Meet Darnell Walker, Sales Director at GBG, who talks about the importance of persevering, role model visibility and the courage it takes to be yourself in the below interview.
Tell us a little about your role?
It’s fairly simple. I got into Sales as it appealed to my personality style. Luckily for me, I knew who I was, my strengths, weaknesses etc, from an early age based on my environmental upbringing so I’ve had time to really develop this. Think Malcolm Gladwell ‘Outliers’, a blockbuster book explaining the rule of 10,000 hours. Gladwell says it takes 10,000 hours of intensive, deliberate practise to achieve mastery of complex skills and materials, like understanding the sales cycle inside out, playing the violin or getting as good as Bill Gates at computer programming. Once you’ve achieved the 10,000 hours and reached whatever goal that one might be trying to achieve, the thing that distinguishes one performer from another is how hard he or she works. Sales is meritorious. I’m goal-driven (without an off switch) have had the benefit of some decent role models along the way and the rest is history.
What keeps you motivated?
I’m working for an exciting company, and with a talented group of people who are working together to make us the global leader in digital identity. I’m motivated to grow in my own role, just as the company grows. I enjoy helping our customers overcome their challenges, like onboarding customers quickly, combatting fraud and staying compliant.
How important is Black role model visibility within the workplace?
For me, role models don’t have to be a particular colour. Of course, it’s great if you can relate to the person and you share a bond of some sort but believing that my role model should be a certain colour creates blindness. Why can’t my role be female, white, a different religion.

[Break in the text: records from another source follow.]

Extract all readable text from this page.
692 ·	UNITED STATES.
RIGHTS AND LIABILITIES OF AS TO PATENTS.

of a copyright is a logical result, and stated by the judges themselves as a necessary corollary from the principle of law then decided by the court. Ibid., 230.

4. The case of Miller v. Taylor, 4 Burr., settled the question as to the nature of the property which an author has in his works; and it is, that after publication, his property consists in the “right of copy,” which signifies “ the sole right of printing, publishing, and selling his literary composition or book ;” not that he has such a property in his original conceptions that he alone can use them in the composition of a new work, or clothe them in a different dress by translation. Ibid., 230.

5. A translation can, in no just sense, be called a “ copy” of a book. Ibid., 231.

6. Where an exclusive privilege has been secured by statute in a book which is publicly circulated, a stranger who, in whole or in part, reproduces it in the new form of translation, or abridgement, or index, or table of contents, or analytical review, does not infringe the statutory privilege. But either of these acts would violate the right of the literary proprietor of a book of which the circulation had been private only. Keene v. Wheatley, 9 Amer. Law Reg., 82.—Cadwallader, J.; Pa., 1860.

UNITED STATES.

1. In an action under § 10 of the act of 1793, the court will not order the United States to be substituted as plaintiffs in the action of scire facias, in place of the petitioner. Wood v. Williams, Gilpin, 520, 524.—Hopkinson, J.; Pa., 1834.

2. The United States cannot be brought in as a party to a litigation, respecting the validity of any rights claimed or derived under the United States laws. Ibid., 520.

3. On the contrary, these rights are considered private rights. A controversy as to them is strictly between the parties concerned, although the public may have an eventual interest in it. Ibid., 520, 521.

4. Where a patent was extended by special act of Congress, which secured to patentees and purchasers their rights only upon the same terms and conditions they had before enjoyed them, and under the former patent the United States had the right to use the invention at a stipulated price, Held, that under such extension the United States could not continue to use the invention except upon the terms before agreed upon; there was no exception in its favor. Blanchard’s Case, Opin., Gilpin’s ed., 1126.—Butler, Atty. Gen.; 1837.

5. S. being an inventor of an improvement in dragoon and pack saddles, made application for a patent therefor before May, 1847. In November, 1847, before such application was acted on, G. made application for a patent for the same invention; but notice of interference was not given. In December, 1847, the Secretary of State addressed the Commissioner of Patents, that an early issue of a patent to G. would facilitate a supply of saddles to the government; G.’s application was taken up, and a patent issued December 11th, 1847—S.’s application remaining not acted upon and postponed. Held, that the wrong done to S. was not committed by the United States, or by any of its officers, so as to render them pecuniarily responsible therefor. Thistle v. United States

Given that there was no “black role model” when I first joined the company many years ago, I think I looked laterally drawing on simply what ‘good’ looks like. One person might have been amazing at demo’s, another during the client meeting stage and others commercially astute as to how they would structure the opportunity making it a win/win for all parties all round when it came to the point of negotiating.
But I do also realise that it can be inspirational to see people that look like you, and could be from a similar background, achieving and doing well – so you know it can be possible for yourself, I believe this is especially important for the younger generation. Thankfully, we can now see black role models, and a more diverse team, across GBG and it's something I know the company is striving to continue improving.

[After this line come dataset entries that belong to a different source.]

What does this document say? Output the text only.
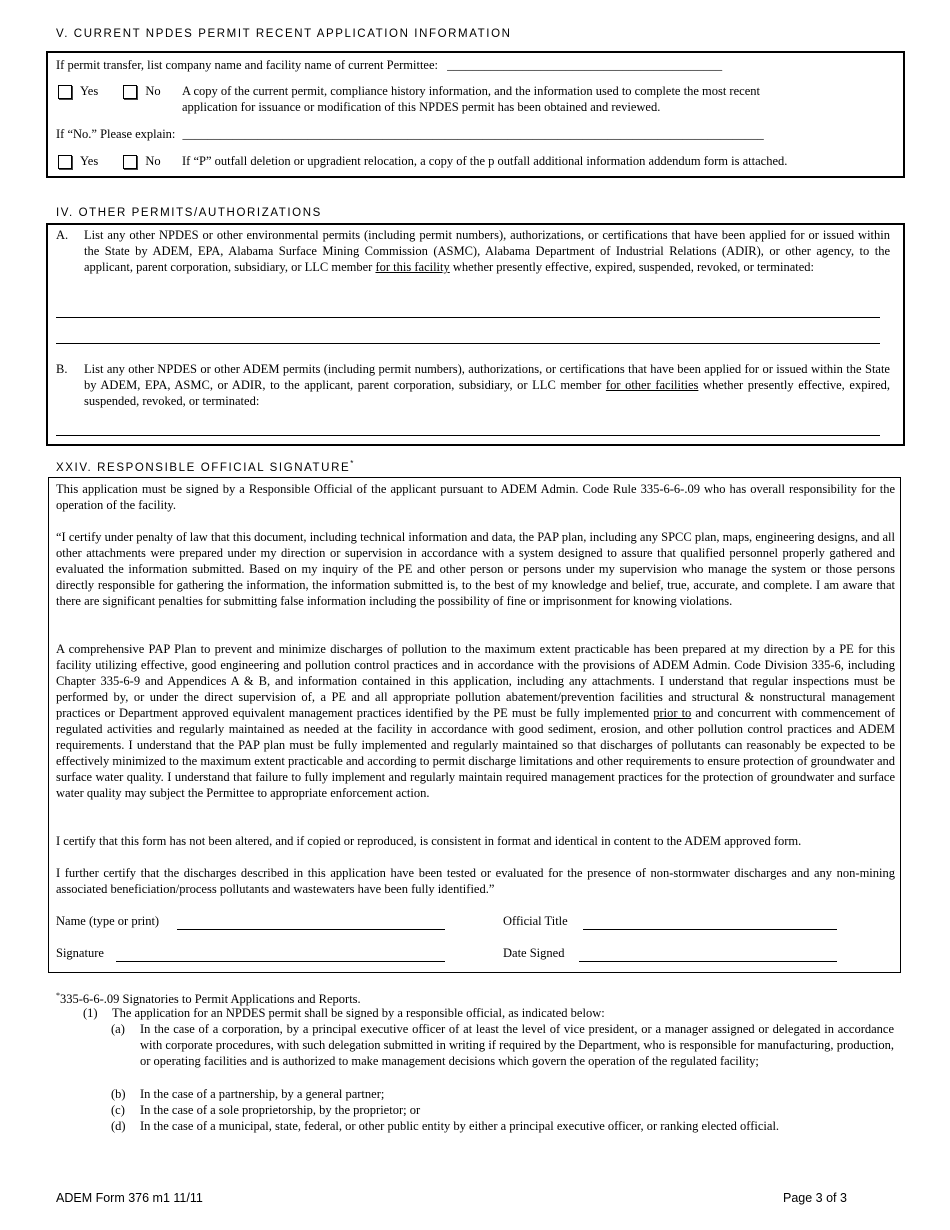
V. CURRENT NPDES PERMIT RECENT APPLICATION INFORMATION
If permit transfer, list company name and facility name of current Permittee: ____________________________________________
Yes	No A copy of the current permit, compliance history information, and the information used to complete the most recent
application for issuance or modification of this NPDES permit has been obtained and reviewed.
If “No.” Please explain: _____________________________________________________________________________________________
Yes	No If “P” outfall deletion or upgradient relocation, a copy of the p outfall additional information addendum form is attached.
IV. OTHER PERMITS/AUTHORIZATIONS
A. List any other NPDES or other environmental permits (including permit numbers), authorizations, or certifications that have been applied for or issued within the State by ADEM, EPA, Alabama Surface Mining Commission (ASMC), Alabama Department of Industrial Relations (ADIR), or other agency, to the applicant, parent corporation, subsidiary, or LLC member for this facility whether presently effective, expired, suspended, revoked, or terminated:
B. List any other NPDES or other ADEM permits (including permit numbers), authorizations, or certifications that have been applied for or issued within the State by ADEM, EPA, ASMC, or ADIR, to the applicant, parent corporation, subsidiary, or LLC member for other facilities whether presently effective, expired, suspended, revoked, or terminated:
XXIV. RESPONSIBLE OFFICIAL SIGNATURE*
This application must be signed by a Responsible Official of the applicant pursuant to ADEM Admin. Code Rule 335-6-6-.09 who has overall responsibility for the operation of the facility.
“I certify under penalty of law that this document, including technical information and data, the PAP plan, including any SPCC plan, maps, engineering designs, and all other attachments were prepared under my direction or supervision in accordance with a system designed to assure that qualified personnel properly gathered and evaluated the information submitted. Based on my inquiry of the PE and other person or persons under my supervision who manage the system or those persons directly responsible for gathering the information, the information submitted is, to the best of my knowledge and belief, true, accurate, and complete. I am aware that there are significant penalties for submitting false information including the possibility of fine or imprisonment for knowing violations.
A comprehensive PAP Plan to prevent and minimize discharges of pollution to the maximum extent practicable has been prepared at my direction by a PE for this facility utilizing effective, good engineering and pollution control practices and in accordance with the provisions of ADEM Admin. Code Division 335-6, including Chapter 335-6-9 and Appendices A & B, and information contained in this application, including any attachments. I understand that regular inspections must be performed by, or under the direct supervision of, a PE and all appropriate pollution abatement/prevention facilities and structural & nonstructural management practices or Department approved equivalent management practices identified by the PE must be fully implemented prior to and concurrent with commencement of regulated activities and regularly maintained as needed at the facility in accordance with good sediment, erosion, and other pollution control practices and ADEM requirements. I understand that the PAP plan must be fully implemented and regularly maintained so that discharges of pollutants can reasonably be expected to be effectively minimized to the maximum extent practicable and according to permit discharge limitations and other requirements to ensure protection of groundwater and surface water quality. I understand that failure to fully implement and regularly maintain required management practices for the protection of groundwater and surface water quality may subject the Permittee to appropriate enforcement action.
I certify that this form has not been altered, and if copied or reproduced, is consistent in format and identical in content to the ADEM approved form.
I further certify that the discharges described in this application have been tested or evaluated for the presence of non-stormwater discharges and any non-mining associated beneficiation/process pollutants and wastewaters have been fully identified.”
Name (type or print)	Official Title
Signature	Date Signed
*335-6-6-.09 Signatories to Permit Applications and Reports.
(1) The application for an NPDES permit shall be signed by a responsible official, as indicated below:
(a) In the case of a corporation, by a principal executive officer of at least the level of vice president, or a manager assigned or delegated in accordance with corporate procedures, with such delegation submitted in writing if required by the Department, who is responsible for manufacturing, production, or operating facilities and is authorized to make management decisions which govern the operation of the regulated facility;
(b) In the case of a partnership, by a general partner;
(c) In the case of a sole proprietorship, by the proprietor; or
(d) In the case of a municipal, state, federal, or other public entity by either a principal executive officer, or ranking elected official.
ADEM Form 376 m1 11/11	Page 3 of 3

How do you celebrate or reward your accomplishments and career achievements.
Honestly. I keep it moving and say to myself, I’m not surprised because it was meant to happen. If I’ve worked this hard shouldn’t I deserve these results?
I also recognise I can learn and improve from my failures, not just my accomplishments. Failures are a big part of the journey toward success, you have to be aware and ready to accept this. Not everything goes your way in life, so it’s how you can learn from those experiences and turn them into wins.
And do you share those learnings with others?
I joined the GBG mentorship programme to learn from others and to give someone else 1% of knowledge and guidance that I didn’t have. Most things I do in my personal life along with my friends are first generational. What I mean by this is I make the mistakes and do the hard yards of learning, so that it makes it easier for when I or another in my circle come to do it. It’s about paying it forward and giving others the chance to share in my experiences, knowledge and skills.
Finally, what advice would you give to those who are currently navigating homogenous workspaces?
My advice is to stay true to yourself. It sounds cliché but embrace being the positive disruptor/influencer. Influencers break the status quo shaking things up. That’s a great place to be.
When I started I didn’t do that. I didn’t necessarily talk about all the things I knew or share my background, often I felt the need to code-switch to fit in with the environment around me and that became the norm.
But GBG now is worlds apart from when I started, it’s in a good place but still has further to go. Confidence plays a big part in this. Being confident to be different. I’m confident in my ability to do my role, to take initiative and trust my intuition, to not be afraid to push back when the customer challenges you on price and confident in the products we offer, knowing they help solve challenges our customers are facing. Which is why I’m putting myself forward to help change things.